Leopard Print Poster: A Distraction from the Real Issue
A leopard print poster has nothing to do with packaging procurement. But it's a useful analogy. Sometimes, we get distracted by the flashy stuffâthe bold designs, the new product launchesâwhile ignoring the boring, expensive stuff underneath.
The leopard print poster is the shiny object. The real work is in the supply chain, the quality checks, the system integrations. Amcor's hiring might look like they're printing new posters, but I suspect they're just trying to keep the warehouse running smoothly.
How Many Times Do You Wrap Teflon Tape? The Importance of Getting It Right the First Time
I've been asked how many times do you wrap teflon tape on a threaded pipe. The answer is 3-5 wraps. But the real lesson is: do it right the first time, or you'll be back to fix a leak.

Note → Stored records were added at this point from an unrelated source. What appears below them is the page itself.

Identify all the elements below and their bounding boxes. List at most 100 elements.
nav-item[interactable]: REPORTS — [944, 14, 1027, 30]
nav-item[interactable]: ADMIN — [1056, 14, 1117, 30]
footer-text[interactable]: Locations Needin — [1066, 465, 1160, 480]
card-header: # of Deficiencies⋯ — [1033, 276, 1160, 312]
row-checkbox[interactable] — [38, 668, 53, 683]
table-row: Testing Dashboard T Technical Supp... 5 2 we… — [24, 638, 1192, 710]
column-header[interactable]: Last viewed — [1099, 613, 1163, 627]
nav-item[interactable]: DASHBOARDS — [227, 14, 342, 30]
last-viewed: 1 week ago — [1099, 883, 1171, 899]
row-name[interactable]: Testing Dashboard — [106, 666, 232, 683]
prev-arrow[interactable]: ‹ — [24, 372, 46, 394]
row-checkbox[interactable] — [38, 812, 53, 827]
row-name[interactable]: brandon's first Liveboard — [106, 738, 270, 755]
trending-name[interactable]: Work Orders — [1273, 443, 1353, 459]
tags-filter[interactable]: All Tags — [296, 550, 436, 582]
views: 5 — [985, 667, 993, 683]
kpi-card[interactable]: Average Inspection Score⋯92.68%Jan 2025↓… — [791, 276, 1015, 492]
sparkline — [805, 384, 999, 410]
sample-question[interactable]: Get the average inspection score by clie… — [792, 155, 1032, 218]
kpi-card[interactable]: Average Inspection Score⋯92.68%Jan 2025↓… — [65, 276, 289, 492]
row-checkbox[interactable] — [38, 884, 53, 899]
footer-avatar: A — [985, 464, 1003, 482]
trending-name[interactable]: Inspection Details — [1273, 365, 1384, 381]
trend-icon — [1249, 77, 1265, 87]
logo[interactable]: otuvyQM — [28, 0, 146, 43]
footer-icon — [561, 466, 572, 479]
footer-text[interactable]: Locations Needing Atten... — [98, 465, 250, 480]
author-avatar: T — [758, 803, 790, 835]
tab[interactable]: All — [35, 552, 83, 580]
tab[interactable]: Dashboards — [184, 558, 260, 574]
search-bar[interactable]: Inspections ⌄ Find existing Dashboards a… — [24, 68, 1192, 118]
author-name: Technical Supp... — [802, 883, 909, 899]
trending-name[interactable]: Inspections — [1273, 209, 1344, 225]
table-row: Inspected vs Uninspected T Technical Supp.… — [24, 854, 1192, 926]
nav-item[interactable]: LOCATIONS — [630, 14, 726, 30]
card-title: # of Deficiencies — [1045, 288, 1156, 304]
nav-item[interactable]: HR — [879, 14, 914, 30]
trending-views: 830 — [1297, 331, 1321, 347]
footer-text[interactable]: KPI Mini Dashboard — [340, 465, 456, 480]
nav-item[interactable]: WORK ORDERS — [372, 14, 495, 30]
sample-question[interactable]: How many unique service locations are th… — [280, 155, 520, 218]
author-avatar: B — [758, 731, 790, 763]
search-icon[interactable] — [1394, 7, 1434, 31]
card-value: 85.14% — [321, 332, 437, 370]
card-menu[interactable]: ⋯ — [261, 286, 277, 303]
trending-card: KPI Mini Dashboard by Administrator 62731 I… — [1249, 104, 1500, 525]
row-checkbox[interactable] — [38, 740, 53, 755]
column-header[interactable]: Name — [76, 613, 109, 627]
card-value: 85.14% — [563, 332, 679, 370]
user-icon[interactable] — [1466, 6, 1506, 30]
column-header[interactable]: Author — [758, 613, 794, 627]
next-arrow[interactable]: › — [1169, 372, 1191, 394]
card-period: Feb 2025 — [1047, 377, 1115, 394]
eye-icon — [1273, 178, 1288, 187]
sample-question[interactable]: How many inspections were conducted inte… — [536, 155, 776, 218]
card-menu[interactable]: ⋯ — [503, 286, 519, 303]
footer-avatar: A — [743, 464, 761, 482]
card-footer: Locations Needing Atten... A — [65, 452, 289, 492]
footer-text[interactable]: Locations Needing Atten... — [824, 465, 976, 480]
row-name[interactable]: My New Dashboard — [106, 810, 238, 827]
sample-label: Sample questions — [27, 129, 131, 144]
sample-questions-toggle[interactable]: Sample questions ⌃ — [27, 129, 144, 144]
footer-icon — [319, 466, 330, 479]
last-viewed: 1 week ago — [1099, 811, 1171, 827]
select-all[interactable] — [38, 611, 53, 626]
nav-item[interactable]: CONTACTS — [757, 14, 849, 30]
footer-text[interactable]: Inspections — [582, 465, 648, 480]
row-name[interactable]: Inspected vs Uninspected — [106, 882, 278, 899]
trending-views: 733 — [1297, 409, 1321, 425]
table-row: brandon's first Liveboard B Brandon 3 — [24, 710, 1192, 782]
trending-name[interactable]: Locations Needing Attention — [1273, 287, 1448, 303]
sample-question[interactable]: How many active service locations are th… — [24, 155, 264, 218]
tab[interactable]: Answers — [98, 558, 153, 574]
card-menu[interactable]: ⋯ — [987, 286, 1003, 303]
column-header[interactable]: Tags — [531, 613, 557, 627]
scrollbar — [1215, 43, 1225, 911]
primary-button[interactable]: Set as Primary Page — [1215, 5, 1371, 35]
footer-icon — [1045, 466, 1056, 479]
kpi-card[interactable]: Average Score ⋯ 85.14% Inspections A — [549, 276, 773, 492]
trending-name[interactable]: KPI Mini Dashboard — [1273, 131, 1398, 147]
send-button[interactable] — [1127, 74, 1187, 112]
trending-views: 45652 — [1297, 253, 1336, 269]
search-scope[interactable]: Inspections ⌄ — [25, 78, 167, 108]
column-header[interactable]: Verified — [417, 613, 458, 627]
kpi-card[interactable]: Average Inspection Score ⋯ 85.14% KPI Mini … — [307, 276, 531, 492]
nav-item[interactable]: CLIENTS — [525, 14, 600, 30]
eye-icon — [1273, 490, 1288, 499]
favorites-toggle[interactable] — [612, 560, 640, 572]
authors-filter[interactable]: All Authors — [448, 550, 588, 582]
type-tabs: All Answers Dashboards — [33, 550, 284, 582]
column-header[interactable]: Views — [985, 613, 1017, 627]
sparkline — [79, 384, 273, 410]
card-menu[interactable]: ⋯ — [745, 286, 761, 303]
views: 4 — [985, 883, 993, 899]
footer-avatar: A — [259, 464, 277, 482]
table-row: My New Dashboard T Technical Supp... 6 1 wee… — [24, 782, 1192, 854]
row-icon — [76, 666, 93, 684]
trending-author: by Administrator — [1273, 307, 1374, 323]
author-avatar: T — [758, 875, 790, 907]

The 12-point checklist I created after my third packaging spec error has saved us an estimated $8,000 in potential rework. 5 minutes of verification beats 5 days of correction. That's the philosophy I bring to evaluating the Amcor-Berry merger: they need to be incredibly careful right now, because one wrong spec migration could cause a cascade of customer problems.
Responding to the Expected Pushback
I know what some will say: "Amcor is hiring because they're winning new business and need capacity."
Sure, that's part of it. But if you look at the job typesâsupply chain, quality, maintenanceâthose are integration roles, not innovation roles. If Amcor were truly expanding into new markets, you'd see more R&D postings, more business development roles. Instead, the jobs are operational and defensive.
Another common counterpoint: "Mergers always create temporary friction, but long-term benefits outweigh the costs." I agreeâin theory. But as a cost controller, I'm not paid in theory. I'm paid in invoices. And right now, the cost of integration is hitting our budget in ways I didn't anticipate.
I wish I had tracked the time my team spent dealing with the transition more carefully from the start. What I can say anecdotally is that the first quarter post-announcement added about 15% overhead to our vendor management time. That's not sustainable.
My Final Take: Don't Confuse Hiring with Health
Look, I'm not saying Amcor is a bad company. They're a global leader for a reason. Their scale, their sustainability push, their global footprintâthose are real advantages. But as someone who's been managing packaging procurement for six years, I've learned that hiring waves during M&A are a mixed signal.
Sometimes, the most important thing a company does isn't the big strategic move. It's the boring, unglamorous work of getting the basics right. Right now, Amcor's hiring spree looks less like a victory lap and more like a repair job. And as a buyer, that's what I'm watching.
Prices and hiring data as of early 2025. Verify current job postings at careers.amcor.com for the latest.